How can I prove that a transfomation $f: \mathbb{R}^n \to \mathbb{R}^m$ is continuous if and only if the inverse image $f^{-1} (O)$ := {${x \in \mathbb{R}^n} : f(x) \in O$} $\subset \mathbb{R}^m$ of every open set $O \subset \mathbb{R}^n$ is also an open set?
I know that there exists a continuous function, for example $h:\mathbb{R}^n \to \mathbb{R}^m$ and an open set $O \subset \mathbb{R}^n$, so that $h(O) \subset \mathbb{R}^m$ isn't open. I could just take $h \equiv 0$ and $O = \mathbb{R}^n$, then $h(O)$ = {$0$} $\subset \mathbb{R}^m$ which isn't open. This implies that the statement doesn't work for images of open sets.

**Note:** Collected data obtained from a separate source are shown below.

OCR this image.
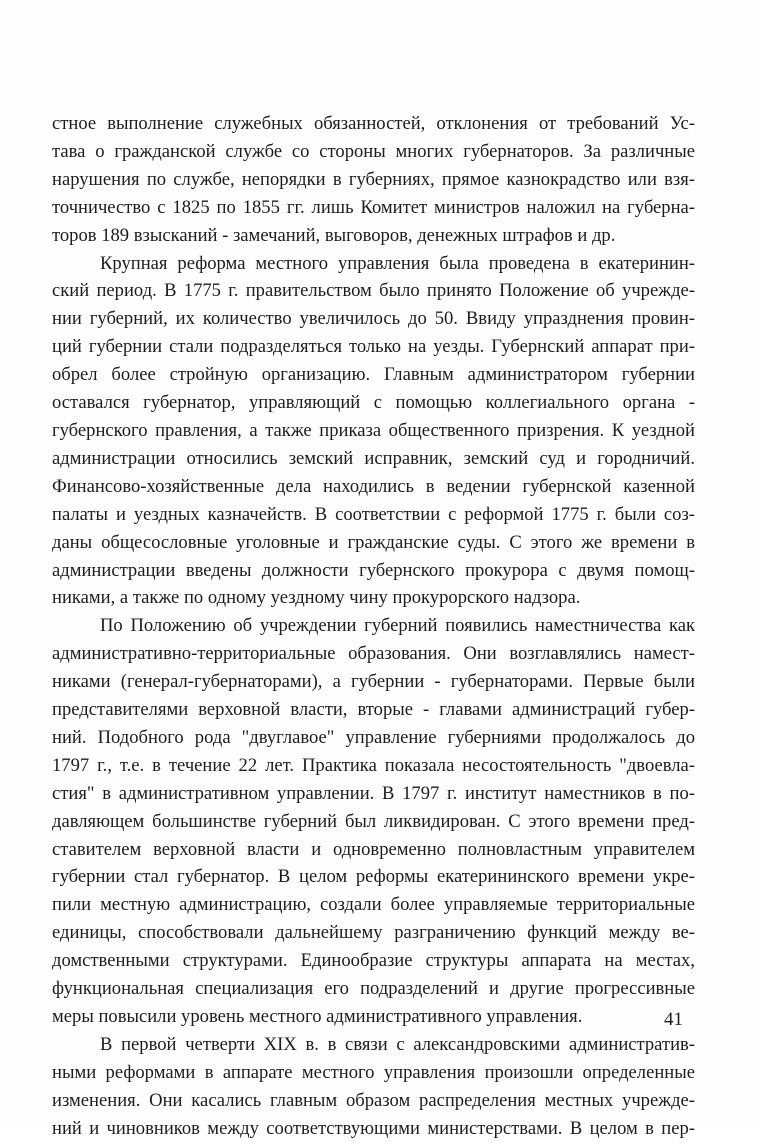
стное выполнение служебных обязанностей, отклонения от требований Ус-
тава о гражданской службе со стороны многих губернаторов. За различные
нарушения по службе, непорядки в губерниях, прямое казнокрадство или взя-
точничество с 1825 по 1855 гг. лишь Комитет министров наложил на губерна-
торов 189 взысканий - замечаний, выговоров, денежных штрафов и др.
Крупная реформа местного управления была проведена в екатеринин-
ский период. В 1775 г. правительством было принято Положение об учрежде-
нии губерний, их количество увеличилось до 50. Ввиду упразднения провин-
ций губернии стали подразделяться только на уезды. Губернский аппарат при-
обрел более стройную организацию. Главным администратором губернии
оставался губернатор, управляющий с помощью коллегиального органа -
губернского правления, а также приказа общественного призрения. К уездной
администрации относились земский исправник, земский суд и городничий.
Финансово-хозяйственные дела находились в ведении губернской казенной
палаты и уездных казначейств. В соответствии с реформой 1775 г. были соз-
даны общесословные уголовные и гражданские суды. С этого же времени в
администрации введены должности губернского прокурора с двумя помощ-
никами, а также по одному уездному чину прокурорского надзора.
По Положению об учреждении губерний появились наместничества как
административно-территориальные образования. Они возглавлялись намест-
никами (генерал-губернаторами), а губернии - губернаторами. Первые были
представителями верховной власти, вторые - главами администраций губер-
ний. Подобного рода "двуглавое" управление губерниями продолжалось до
1797 г., т.е. в течение 22 лет. Практика показала несостоятельность "двоевла-
стия" в административном управлении. В 1797 г. институт наместников в по-
давляющем большинстве губерний был ликвидирован. С этого времени пред-
ставителем верховной власти и одновременно полновластным управителем
губернии стал губернатор. В целом реформы екатерининского времени укре-
пили местную администрацию, создали более управляемые территориальные
единицы, способствовали дальнейшему разграничению функций между ве-
домственными структурами. Единообразие структуры аппарата на местах,
функциональная специализация его подразделений и другие прогрессивные
меры повысили уровень местного административного управления.
В первой четверти XIX в. в связи с александровскими административ-
ными реформами в аппарате местного управления произошли определенные
изменения. Они касались главным образом распределения местных учрежде-
ний и чиновников между соответствующими министерствами. В целом в пер-
41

Further I know that a transformation $f: \mathbb{R}^n \to \mathbb{R}^m$ is continuous exactly when the inverse image $f^{-1}(A)$ of every closed set $A \subset \mathbb{R}^m$ is a closed set.
But that still doesn't help me much with how proving the statement on top..
First of all, usually the definition of a continuous map $f:X \to Y$ is that for every open $U \subset Y$ $f^{-1}(U)\subset X$ is open. So if you already know the statement for closed sets: Let $f: X \to Y$ be "continuous" (your closed set definition). Consider $U \subset Y$ open, then $Y\setminus U$ is closed. and hence $f^{-1}(Y\setminus U)= X \setminus f^{-1} (U) $ is closed, wich means $f^{-1}(U)$ is open.